En tant que militantes et militants lesbiennes, gays, bisexuels et trans, nous sommes légataires de cet héritage. Nous devons aujourd'hui poursuivre le travail et renouer avec cet engagement, pour que ces transformations bénéficient à toutes les personnes LGBT.  La situation du sida a considérablement changé depuis 1994, et c'est désormais de l'infection à VIH comme une maladie chronique que l'on parle volontiers. Si les personnes séropositives accèdent précocement au dépistage, aux soins et aux traitements, elles peuvent espérer vivre en bonne santé avec le VIH pendant plusieurs décennies. Une fois dépistées, si elles prennent un traitement efficace, leur risque de transmettre le virus est proche de zéro. Pourtant, la situation des hommes homo- et bisexuels et des personnes trans reste inquiétante, tant le VIH continue de peser sur la vie d'un grand nombre d'entre elles. Les hommes gays et bisexuels représentent chaque année presque la moitié des nouvelles contaminations par le VIH, soit 2 500 ou 3 000 personnes, et ce nombre ne diminue pas. Chaque année, sur 100 gays séronégatifs, 1 deviendra séropositif, soit un risque de contamination 50 fois plus élevé qu'en population dite générale... sans parler des autres IST !
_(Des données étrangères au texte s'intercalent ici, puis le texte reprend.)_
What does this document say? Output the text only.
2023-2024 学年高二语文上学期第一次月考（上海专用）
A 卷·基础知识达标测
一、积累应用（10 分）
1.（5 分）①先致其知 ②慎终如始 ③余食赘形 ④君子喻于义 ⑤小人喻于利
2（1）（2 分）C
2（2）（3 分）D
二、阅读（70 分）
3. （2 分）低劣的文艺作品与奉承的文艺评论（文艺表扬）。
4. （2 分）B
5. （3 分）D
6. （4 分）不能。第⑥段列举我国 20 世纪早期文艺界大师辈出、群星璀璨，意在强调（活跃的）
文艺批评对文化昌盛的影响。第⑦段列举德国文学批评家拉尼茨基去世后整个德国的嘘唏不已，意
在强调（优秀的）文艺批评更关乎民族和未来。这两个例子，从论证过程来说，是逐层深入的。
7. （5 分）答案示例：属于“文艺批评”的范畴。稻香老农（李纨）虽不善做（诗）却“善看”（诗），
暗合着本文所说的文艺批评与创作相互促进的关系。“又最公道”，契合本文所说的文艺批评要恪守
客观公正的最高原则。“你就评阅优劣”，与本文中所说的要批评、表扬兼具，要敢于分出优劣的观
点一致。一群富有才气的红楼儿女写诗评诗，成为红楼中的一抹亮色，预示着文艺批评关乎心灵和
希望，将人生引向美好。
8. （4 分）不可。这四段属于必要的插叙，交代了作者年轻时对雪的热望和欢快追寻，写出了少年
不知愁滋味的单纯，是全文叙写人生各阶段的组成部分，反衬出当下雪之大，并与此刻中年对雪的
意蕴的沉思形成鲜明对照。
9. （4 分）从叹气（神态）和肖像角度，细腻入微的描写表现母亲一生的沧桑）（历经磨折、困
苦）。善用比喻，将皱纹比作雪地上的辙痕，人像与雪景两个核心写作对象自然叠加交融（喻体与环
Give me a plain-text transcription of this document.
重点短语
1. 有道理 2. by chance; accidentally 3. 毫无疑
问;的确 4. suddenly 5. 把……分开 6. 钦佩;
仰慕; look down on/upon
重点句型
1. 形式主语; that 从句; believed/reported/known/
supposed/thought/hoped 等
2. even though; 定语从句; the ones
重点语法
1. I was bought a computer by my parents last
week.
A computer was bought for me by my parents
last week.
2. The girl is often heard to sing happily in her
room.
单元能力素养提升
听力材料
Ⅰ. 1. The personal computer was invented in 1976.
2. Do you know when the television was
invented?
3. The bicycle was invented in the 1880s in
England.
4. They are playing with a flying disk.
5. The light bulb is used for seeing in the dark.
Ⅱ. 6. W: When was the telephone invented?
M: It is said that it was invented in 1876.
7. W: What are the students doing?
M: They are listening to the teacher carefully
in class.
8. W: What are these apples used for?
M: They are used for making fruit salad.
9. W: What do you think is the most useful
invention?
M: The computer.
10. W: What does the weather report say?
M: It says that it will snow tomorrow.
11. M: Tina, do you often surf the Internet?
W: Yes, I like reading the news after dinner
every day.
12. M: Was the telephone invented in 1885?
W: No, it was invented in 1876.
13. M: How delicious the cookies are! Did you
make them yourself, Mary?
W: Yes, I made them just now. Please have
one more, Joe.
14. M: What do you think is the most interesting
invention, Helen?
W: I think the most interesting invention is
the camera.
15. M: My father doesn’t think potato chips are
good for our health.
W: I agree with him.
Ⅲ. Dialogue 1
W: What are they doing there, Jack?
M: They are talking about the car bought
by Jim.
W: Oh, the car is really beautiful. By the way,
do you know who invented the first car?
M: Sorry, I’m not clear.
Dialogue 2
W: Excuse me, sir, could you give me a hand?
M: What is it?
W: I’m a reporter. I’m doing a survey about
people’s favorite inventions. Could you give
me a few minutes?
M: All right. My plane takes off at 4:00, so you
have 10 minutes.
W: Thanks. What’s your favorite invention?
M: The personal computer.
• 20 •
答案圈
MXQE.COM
Cette situation est au moins autant due aux pratiques individuelles qu'aux inégalités sociales de santé auxquelles les homosexuels, les lesbiennes, les bisexuels et les personnes trans sont confrontées tout au long de leur vie, notamment dans l'accès aux services de santé, dont nos modes de vie peuvent nous éloigner. La société a la responsabilité d'offrir à toutes et tous les moyens de rester en bonne santé, et en particulier aux groupes de population les plus exposés aux risques. Et il y a donc beaucoup à faire ! Après ces 20 années, et malgré les succès, de nombreuses associations de lutte contre le VIH/sida sont aujourd'hui empêchées de mener à bien leurs missions, faute de financements suffisants. Les réponses aux besoins des personnes LGBT sont pourtant connues : le développement d'une offre de services de santé, notamment sexuelle et mentale, en matière de prévention et d'accès aux soins, qui soit facilement accessibles aux personnes concernées tout au long de leur vie. Lutte contre les discriminations, le mal-être et le suicide des jeunes, santé des lesbiennes, cette terre inconnue des institutions, parcours de transition des personnes trans, auxquelles on ne s'intéresse guère, formation des professionnels, prise en compte du vieillissement. De premiers jalons ont été posés dans le Plan national de lutte contre le VIH et les IST pour 2010-2014, dont la mise en œuvre est très insatisfaisante. Qu'attendent les pouvoirs publics pour agir ? Il ne manque que la volonté politique et les moyens financiers pour infléchir la courbe de l'épidémie. Séropositifs, nous voulons accéder à des soins de qualité et vivre en bonne santé. Séronégatifs, nous ne voulons plus vivre sous l'épée de Damoclès du VIH. Le gouvernement doit nous y aider, c'est urgent."